Here are five ways to keep your old house cozy and warm while it’s cold outside!
The older your home, the more likely it is that some crevices and slits will let hot air out. You can help prevent the heat from escaping and improve your home’s energy efficiency by sealing gaps and cracks around the windows and doors.
Try purchasing a sealing kit at a hardware store. You can install it yourself or hire a professional to do it for you. You can also seal windows using weather stripping since it’s a relatively inexpensive and easy-to-install option found at most hardware stores. Another option is to use caulk, which is a more permanent solution but can be more challenging to apply.
No matter what method you use, sealing windows for winter is a great way to reduce energy costs and keep your home warm all season long.
Insulation is critical for keeping your home warm in the winter and cool in the summer. If your home is more than 30 years old, chances are it could use more insulation. Adding insulation to an attic can be a relatively easy DIY project and can significantly affect your home’s comfort during extreme temperatures.
Hanging heavy curtains over doors and windows can help to keep heat in and cold out. Curtains provide an extra layer of insulation that can make a big difference in the comfort of your home during the winter months. This is especially true for older homes where the foundation has had time to settle, and windows or doors may be slightly out of shape.
As the weather outside gets colder, you may reach for the thermostat in your home. But if your house is older, you might think twice before turning up the heat. Many older homes are not well insulated, meaning they lose heat quickly. As a result, cranking up your central heating can be expensive and ineffective.

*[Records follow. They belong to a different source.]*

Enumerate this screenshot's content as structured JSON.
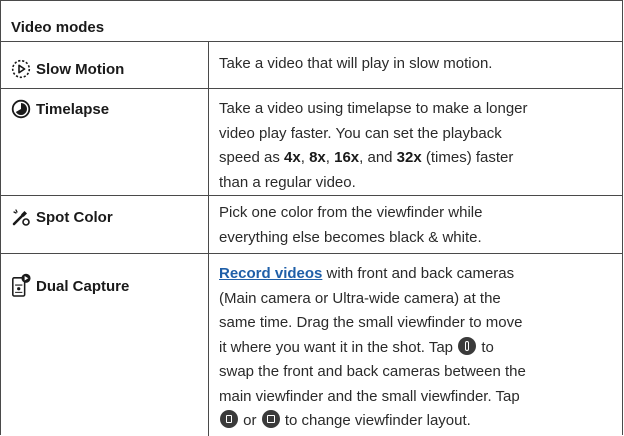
{
  "header": {
    "title": "Video modes"
  },
  "modes": [
    {
      "name": "Slow Motion",
      "icon": "slow-motion-icon",
      "description": "Take a video that will play in slow motion."
    },
    {
      "name": "Timelapse",
      "icon": "timelapse-icon",
      "description": {
        "line1": "Take a video using timelapse to make a longer",
        "line2": "video play faster. You can set the playback",
        "line3_pre": "speed as ",
        "speed1": "4x",
        "sep1": ", ",
        "speed2": "8x",
        "sep2": ", ",
        "speed3": "16x",
        "sep3": ", and ",
        "speed4": "32x",
        "line3_post": " (times) faster",
        "line4": "than a regular video."
      }
    },
    {
      "name": "Spot Color",
      "icon": "spot-color-icon",
      "description": {
        "line1": "Pick one color from the viewfinder while",
        "line2": "everything else becomes black & white."
      }
    },
    {
      "name": "Dual Capture",
      "icon": "dual-capture-icon",
      "description": {
        "link": "Record videos",
        "line1_post": " with front and back cameras",
        "line2": "(Main camera or Ultra-wide camera) at the",
        "line3": "same time. Drag the small viewfinder to move",
        "line4_pre": "it where you want it in the shot. Tap ",
        "line4_post": " to",
        "line5": "swap the front and back cameras between the",
        "line6": "main viewfinder and the small viewfinder. Tap",
        "line7_mid": " or ",
        "line7_post": " to change viewfinder layout."
      }
    }
  ],
  "colors": {
    "border": "#4a4a4a",
    "link": "#1f5fa8",
    "text": "#1a1a1a"
  }
}
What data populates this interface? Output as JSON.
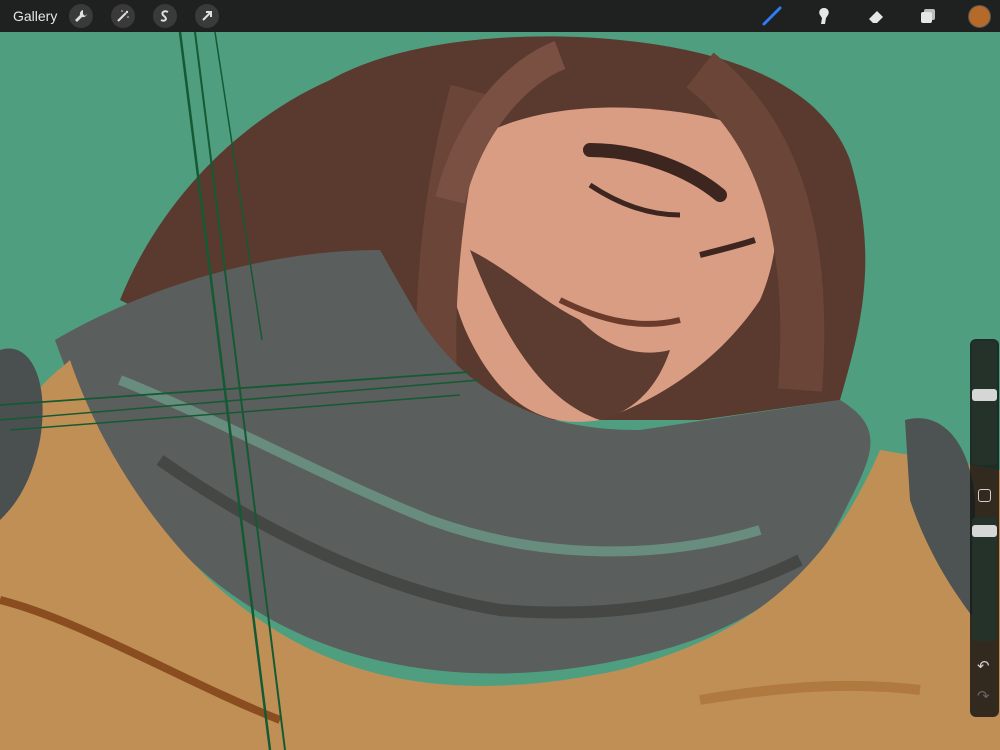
{
  "app": {
    "gallery_label": "Gallery",
    "left_tools": [
      "wrench-icon",
      "magic-wand-icon",
      "selection-icon",
      "transform-arrow-icon"
    ],
    "right_tools": [
      "brush-icon",
      "smudge-icon",
      "eraser-icon",
      "layers-icon"
    ],
    "active_tool": "brush-icon",
    "current_color": "#b66a2a",
    "accent_color": "#2f7df6"
  },
  "sidebar": {
    "brush_size": 0.43,
    "opacity": 0.62,
    "controls": [
      "brush-size-slider",
      "modify-button",
      "opacity-slider",
      "undo-icon",
      "redo-icon"
    ]
  }
}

Using space heaters can be a more cost-effective way to keep your home warm, if used carefully. You can create a thermal zone around you by placing space heaters in the room you’re in without heating the entire house. Plus, many space heaters come with features like timers and remote controls that make them more convenient to use. Remember, use space heaters during the day time, and don’t leave them unattended. And, keep in mind, while space heaters can serve as a temporary source of warmth, they are not an alternative to heating your home.
One way to keep an old house warm during the winter is to open the doors throughout the inside of the house. When the doors are open, the heat produced by the HVAC system can circulate the home as intended. This means more even heating throughout the space and less energy usage, which can reduce your heating bills.
Winterizing your home doesn’t have to be a huge ordeal. You can keep your old house warm all season by sealing off drafts, adding insulation, hanging heavy curtains, using space heaters wisely, and opening the doors throughout your space. So go ahead and pour yourself a cup of hot cocoa and enjoy the winter wonderland from inside your warm home.